Fenomena ini berkaitan dengan proses konveksi atmosfer tropis. Pemanasan kuat pada siang hari menyebabkan udara panas naik ke atmosfer sambil membawa uap air. Ketika udara tersebut mendingin di lapisan atas atmosfer, terbentuklah awan tebal jenis cumulonimbus yang dapat memicu hujan deras dalam waktu singkat. Karena proses ini bersifat lokal, hujan sering kali tidak terjadi merata di seluruh wilayah kota.
Selain faktor lokal, dinamika atmosfer global juga berperan dalam membentuk pola cuaca di Indonesia.

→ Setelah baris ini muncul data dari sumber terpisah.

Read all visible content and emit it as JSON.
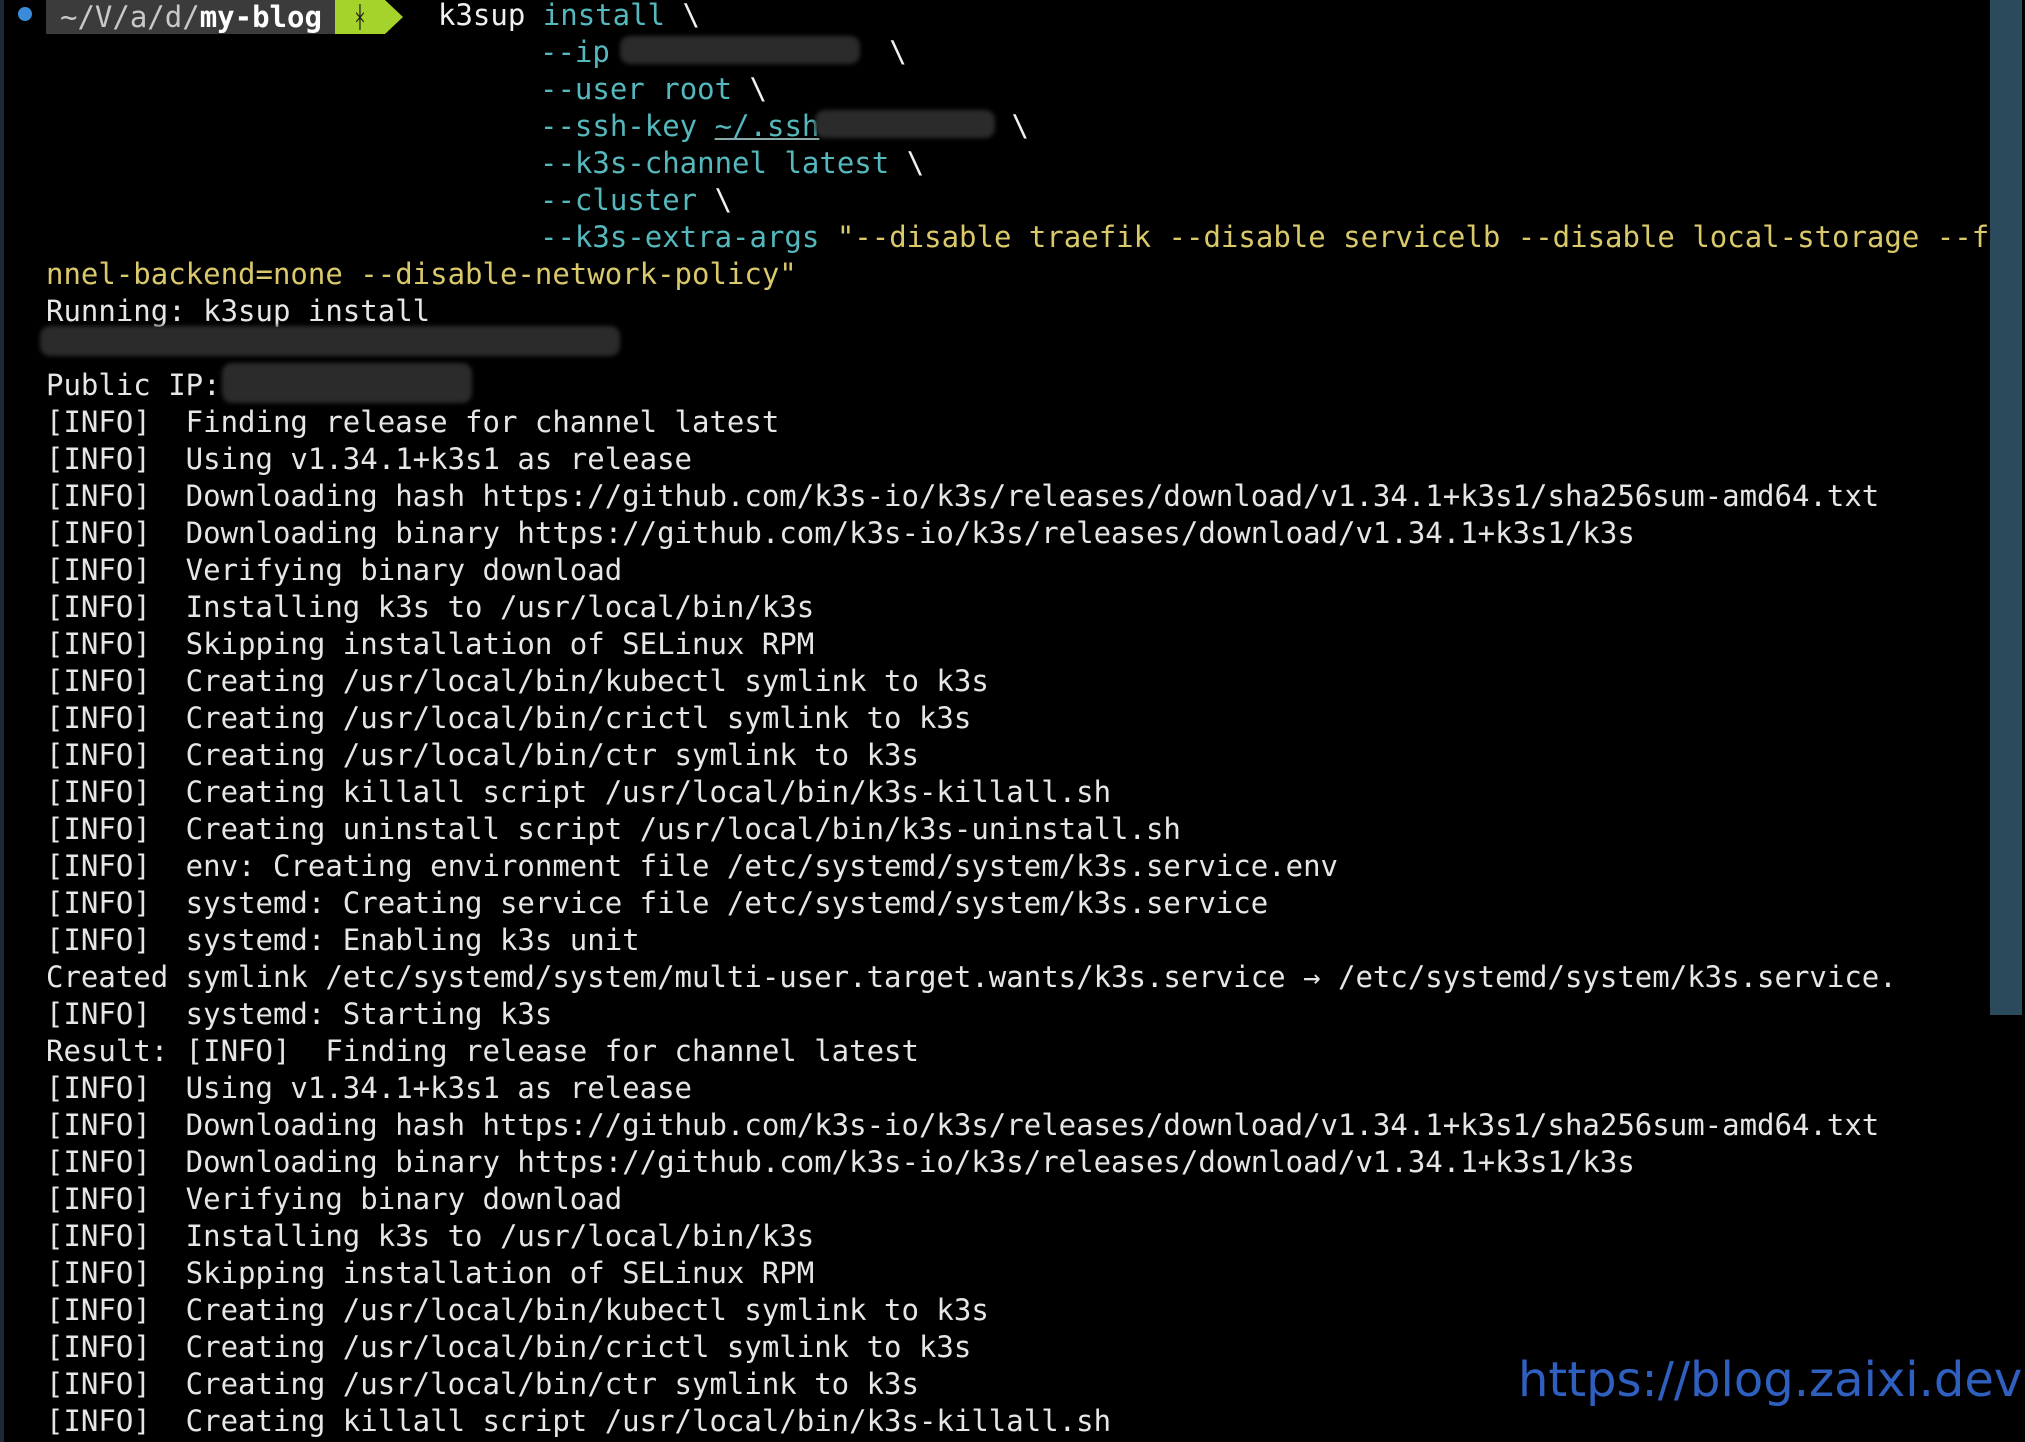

Salah satu fenomena yang mempengaruhi adalah Madden–Julian Oscillation (MJO), yaitu gelombang atmosfer tropis yang bergerak dari barat ke timur di sekitar khatulistiwa.
Ketika aktivitas MJO melemah atau tidak berada di wilayah Indonesia, pembentukan awan hujan cenderung berkurang sehingga kondisi cuaca menjadi lebih cerah dan panas.
Namun BMKG menegaskan bahwa kondisi ini masih berada dalam kategori normal dan tidak menunjukkan indikasi gelombang panas ekstrem seperti yang terjadi di beberapa wilayah subtropis dunia.
BMKG mengimbau masyarakat untuk tetap memperhatikan kondisi cuaca harian, terutama pada siang hari ketika suhu udara mencapai puncaknya.
Beberapa langkah sederhana yang disarankan antara lain mengurangi aktivitas di luar ruangan pada tengah hari, menjaga hidrasi tubuh, serta memantau informasi prakiraan cuaca resmi dari BMKG.
Di sisi lain, masyarakat juga diminta tetap waspada terhadap potensi hujan lokal yang dapat disertai kilat dan angin kencang pada sore hingga malam hari.
Dengan dinamika atmosfer tropis yang cepat berubah, cuaca panas pada siang hari masih berpotensi diikuti hujan dalam waktu singkat di wilayah Banda Aceh dan sekitarnya.